自民党はダメだが、反対ばかりの野党もダメだ

玉木雄一郎(たまき・ゆういちろう)氏
1969年香川県生まれ。東京大学法学部卒業、1993年に大蔵省(現・財務省)に入る。1997年米ハーバード大学ケネディスクールに官費留学。2001年大阪国税局総務課長、2002年内閣府特命担当大臣秘書専門官などを務めた。2005年財務省主計局主査を最後に退官。同年の衆議院議員総選挙に民主党公認で立候補するも落選。2009年総選挙で初当選。以降当選4回。2016年民進党代表選挙に立候補するも蓮舫氏に敗れた。2017年希望の党共同代表。2018年国民民主党共同代表を経て、2018年9月代表選挙で代表に選出された。

国会が始まります。安倍晋三首相が自民党総裁3期目に入りましたが、野党の力が弱く、「安倍一強」の状況を許しています。

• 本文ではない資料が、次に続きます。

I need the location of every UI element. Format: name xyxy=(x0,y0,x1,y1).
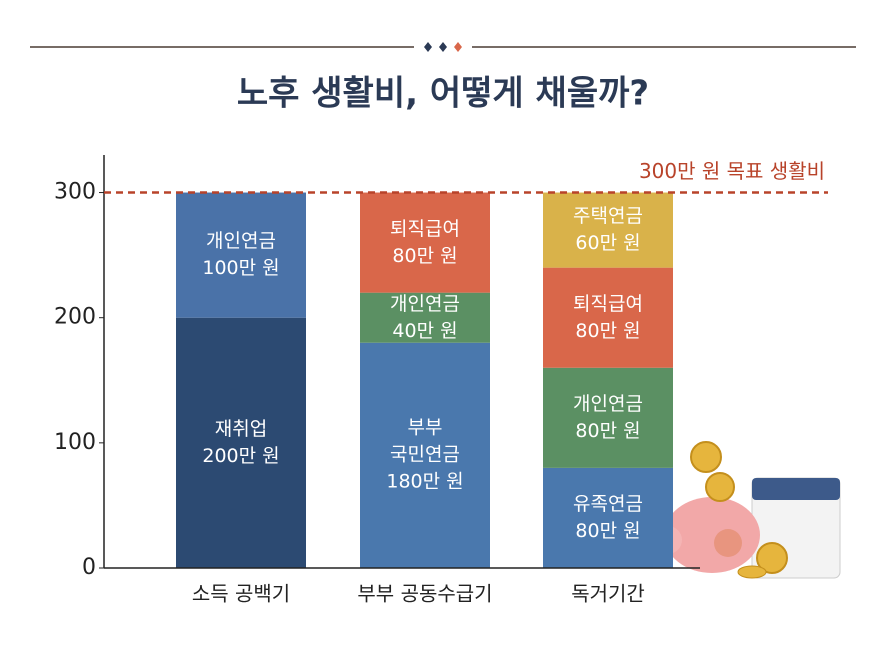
segment-label: 재취업 200만 원 xyxy=(176,416,306,470)
y-tick-label: 100 xyxy=(54,430,96,455)
y-tick-label: 200 xyxy=(54,305,96,330)
bar-segment xyxy=(543,467,673,568)
segment-value-label: 80만 원 xyxy=(575,419,641,442)
segment-value-label: 40만 원 xyxy=(392,319,458,342)
segment-label: 유족연금 80만 원 xyxy=(543,491,673,545)
decor-diamond xyxy=(454,42,462,52)
segment-name: 개인연금 xyxy=(206,230,276,253)
x-tick-label: 부부 공동수급기 xyxy=(357,582,492,606)
segment-value-label: 60만 원 xyxy=(575,232,641,255)
bar-segment xyxy=(543,367,673,468)
segment-label: 개인연금 100만 원 xyxy=(176,228,306,282)
segment-value-label: 100만 원 xyxy=(202,257,280,280)
bar-segment xyxy=(360,192,490,293)
y-tick-label: 300 xyxy=(54,180,96,205)
decor-diamond xyxy=(424,42,447,52)
target-label: 300만 원 목표 생활비 xyxy=(639,159,825,183)
bar-segment xyxy=(543,192,673,268)
segment-name: 유족연금 xyxy=(573,492,643,515)
segment-name: 재취업 xyxy=(214,417,268,440)
bar-segment xyxy=(543,267,673,368)
segment-name: 개인연금 xyxy=(390,292,460,315)
segment-label: 부부 국민연금 180만 원 xyxy=(360,415,490,496)
bar-segment xyxy=(176,317,306,568)
x-tick-label: 소득 공백기 xyxy=(192,582,290,606)
x-tick-label: 독거기간 xyxy=(571,582,645,606)
y-tick-label: 0 xyxy=(82,555,96,580)
segment-value-label: 180만 원 xyxy=(386,470,464,493)
segment-name: 퇴직급여 xyxy=(390,217,460,240)
segment-label: 개인연금 40만 원 xyxy=(360,291,490,345)
segment-label: 퇴직급여 80만 원 xyxy=(543,291,673,345)
segment-name: 주택연금 xyxy=(573,205,643,228)
illustration xyxy=(654,441,841,579)
segment-value-label: 80만 원 xyxy=(575,319,641,342)
segment-label: 주택연금 60만 원 xyxy=(543,203,673,257)
segment-name: 개인연금 xyxy=(573,392,643,415)
segment-label: 퇴직급여 80만 원 xyxy=(360,216,490,270)
segment-name: 부부 국민연금 xyxy=(390,416,460,466)
bar-segment xyxy=(176,192,306,318)
bar-segment xyxy=(360,342,490,568)
segment-value-label: 200만 원 xyxy=(202,444,280,467)
segment-value-label: 80만 원 xyxy=(392,244,458,267)
chart-title: 노후 생활비, 어떻게 채울까? xyxy=(237,74,649,114)
bar-segment xyxy=(360,292,490,343)
segment-value-label: 80만 원 xyxy=(575,519,641,542)
segment-name: 퇴직급여 xyxy=(573,292,643,315)
segment-label: 개인연금 80만 원 xyxy=(543,391,673,445)
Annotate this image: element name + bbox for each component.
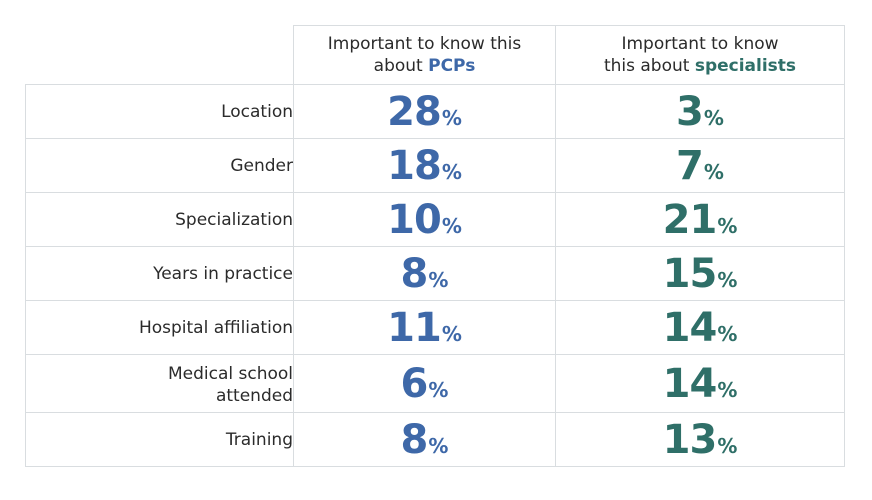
column-header-specialists: Important to know this about specialists [555,25,845,85]
specialist-percent-value: 3 [676,88,704,135]
pcp-percent-value: 28 [387,88,442,135]
pcp-percent-value: 6 [400,360,429,407]
pcp-value-cell: 6% [293,354,556,413]
percent-sign: % [428,433,449,458]
specialist-percent-value: 14 [662,304,718,351]
table-row-training: Training 8% 13% [25,412,845,467]
pcp-value-cell: 8% [293,246,556,301]
column-header-pcps-line1: Important to know this [327,34,522,54]
header-row: Important to know this about PCPs Import… [25,25,845,85]
percent-sign: % [428,377,449,402]
specialist-value-cell: 14% [555,300,845,355]
column-header-pcps: Important to know this about PCPs [293,25,556,85]
column-header-specialists-line1: Important to know [621,34,779,54]
pcp-value-cell: 18% [293,138,556,193]
comparison-table: Important to know this about PCPs Import… [25,25,845,467]
pcp-value-cell: 11% [293,300,556,355]
specialist-value-cell: 13% [555,412,845,467]
percent-sign: % [717,267,738,292]
table-row-medical-school-attended: Medical school attended 6% 14% [25,354,845,413]
row-label: Location [25,84,294,139]
percent-sign: % [441,321,462,346]
percent-sign: % [717,213,738,238]
specialist-value-cell: 7% [555,138,845,193]
percent-sign: % [717,433,738,458]
pcp-percent-value: 11 [387,304,442,351]
percent-sign: % [441,159,462,184]
column-header-pcps-line2-prefix: about [373,56,423,76]
pcp-value-cell: 28% [293,84,556,139]
percent-sign: % [717,321,738,346]
percent-sign: % [428,267,449,292]
percent-sign: % [441,213,462,238]
table-row-gender: Gender 18% 7% [25,138,845,193]
specialist-percent-value: 21 [662,196,718,243]
specialist-percent-value: 13 [662,416,718,463]
percent-sign: % [703,159,724,184]
percent-sign: % [717,377,738,402]
row-label: Years in practice [25,246,294,301]
specialist-percent-value: 15 [662,250,718,297]
pcp-percent-value: 8 [400,250,429,297]
column-header-specialists-keyword: specialists [694,56,797,76]
row-label: Hospital affiliation [25,300,294,355]
column-header-specialists-line2-prefix: this about [603,56,690,76]
column-header-pcps-keyword: PCPs [428,56,476,76]
header-corner-cell [25,25,294,85]
table-row-years-in-practice: Years in practice 8% 15% [25,246,845,301]
pcp-percent-value: 18 [387,142,442,189]
table-row-location: Location 28% 3% [25,84,845,139]
table-row-specialization: Specialization 10% 21% [25,192,845,247]
specialist-percent-value: 14 [662,360,718,407]
row-label: Medical school attended [25,354,294,413]
percent-sign: % [703,105,724,130]
specialist-value-cell: 14% [555,354,845,413]
specialist-percent-value: 7 [676,142,704,189]
row-label: Specialization [25,192,294,247]
table-row-hospital-affiliation: Hospital affiliation 11% 14% [25,300,845,355]
table-body: Location 28% 3% Gender 18% 7% Specialization 10… [25,84,845,467]
pcp-percent-value: 10 [387,196,442,243]
pcp-value-cell: 8% [293,412,556,467]
percent-sign: % [441,105,462,130]
pcp-value-cell: 10% [293,192,556,247]
row-label: Training [25,412,294,467]
specialist-value-cell: 3% [555,84,845,139]
row-label: Gender [25,138,294,193]
specialist-value-cell: 21% [555,192,845,247]
specialist-value-cell: 15% [555,246,845,301]
pcp-percent-value: 8 [400,416,429,463]
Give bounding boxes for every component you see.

玉木雄一郎氏(以下、玉木):昨年の選挙以降、野党を取り巻く厳しい状況が続いていますが、1年経って、もうそろそろ、次に向けた新しい枠組み作りをしていかないといけないと思っています。もともと、(前身の)希望の党の共同代表をお引き受けした時から、非常に困難は多いと思っていたし、火中の栗を拾うつもりでやってきました。

しかし、なかなか国民民主党の支持も上がりません。

玉木:今の政治状況ではマズいでしょう。代表として全国を回っていても、2つの事をよく言われます。とにかく安倍さんを何とかしてくれ、と。これは一部自民党支持者からも言われます。もう1つ、野党はまとまって信頼できる大きな塊になってくれ、と。この2つはコインの裏表で同じ事を言われていると思います。

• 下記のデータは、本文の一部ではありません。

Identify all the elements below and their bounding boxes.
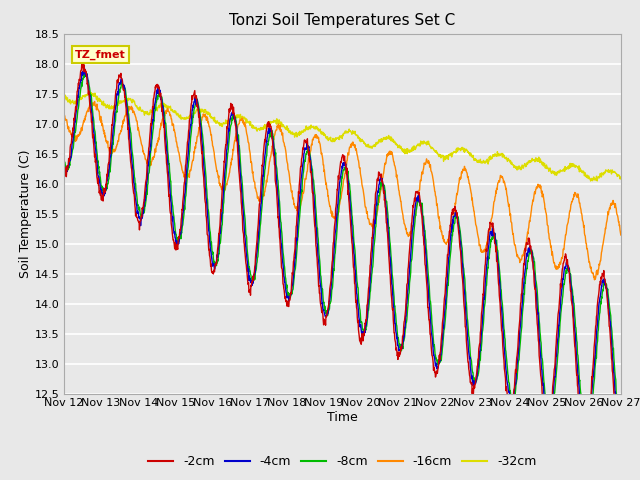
Line: -2cm: -2cm — [64, 62, 621, 458]
X-axis label: Time: Time — [327, 411, 358, 424]
-32cm — [171, 109, 179, 115]
-32cm — [617, 176, 625, 181]
-16cm — [184, 171, 192, 177]
-16cm — [60, 112, 68, 118]
-8cm — [551, 385, 559, 391]
Line: -16cm: -16cm — [64, 101, 621, 280]
-32cm — [246, 119, 254, 125]
-32cm — [587, 178, 595, 184]
-8cm — [171, 221, 179, 227]
-8cm — [616, 437, 624, 443]
-16cm — [591, 277, 598, 283]
-4cm — [617, 446, 625, 452]
-16cm — [551, 264, 559, 270]
-16cm — [246, 155, 254, 160]
-16cm — [429, 177, 437, 182]
-2cm — [246, 292, 254, 298]
-32cm — [502, 156, 509, 162]
-2cm — [429, 360, 437, 365]
-4cm — [429, 347, 437, 352]
-8cm — [429, 333, 437, 339]
-2cm — [79, 60, 87, 65]
-2cm — [617, 455, 625, 461]
-16cm — [91, 98, 99, 104]
-2cm — [551, 361, 559, 367]
-4cm — [184, 151, 192, 156]
-4cm — [171, 229, 179, 235]
-2cm — [502, 388, 509, 394]
-4cm — [502, 366, 509, 372]
-32cm — [87, 90, 95, 96]
Title: Tonzi Soil Temperatures Set C: Tonzi Soil Temperatures Set C — [229, 13, 456, 28]
-32cm — [551, 172, 559, 178]
-8cm — [502, 348, 509, 354]
-32cm — [429, 146, 437, 152]
-16cm — [617, 232, 625, 238]
-8cm — [60, 155, 68, 160]
Y-axis label: Soil Temperature (C): Soil Temperature (C) — [19, 149, 31, 278]
-16cm — [171, 129, 179, 135]
-8cm — [184, 164, 192, 170]
Line: -4cm: -4cm — [64, 69, 621, 449]
-8cm — [246, 271, 254, 277]
-2cm — [184, 135, 192, 141]
Line: -32cm: -32cm — [64, 93, 621, 181]
-8cm — [617, 436, 625, 442]
Line: -8cm: -8cm — [64, 73, 621, 440]
-8cm — [82, 70, 90, 76]
-4cm — [60, 167, 68, 172]
-32cm — [60, 94, 68, 99]
-4cm — [551, 374, 559, 380]
-32cm — [184, 114, 192, 120]
-16cm — [502, 187, 509, 192]
-2cm — [60, 171, 68, 177]
-4cm — [81, 66, 88, 72]
Legend: -2cm, -4cm, -8cm, -16cm, -32cm: -2cm, -4cm, -8cm, -16cm, -32cm — [143, 450, 541, 473]
Text: TZ_fmet: TZ_fmet — [75, 50, 126, 60]
-2cm — [171, 245, 179, 251]
-4cm — [246, 279, 254, 285]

 そんな中でわが党はどういう役割を果たしていくのか。国民民主党ができた1つの意義は「自民党はダメだが、一方で反対ばかりの野党もダメだ」という声の中で、しっかりと政権と対峙しながらも、現実的な解決策を、特に未来を先取りした解決策を提示していく政党ができたこと。私はそれをアイデンティティとして、我が党の柱としてしっかり守っていきたいと思います。

なかなか難しいポジショニングですね。

玉木:対決もするし、解決もすると言うと、対決してないように見る人もいれば、逆に対決するところで見ると、本気で解決策を示していないように見る人もいる。右から左から攻撃されるポジションみたいになっています。ただ、今世界を見渡しても、左でも右でも極端に走りがちな政治の中で、わが党のチャレンジというのは意味があると思っています。このポジション、アイデンティティをしっかり守って、いい仲間と一緒に、良い政策提言、良い国会論戦を実現していきたいと思います。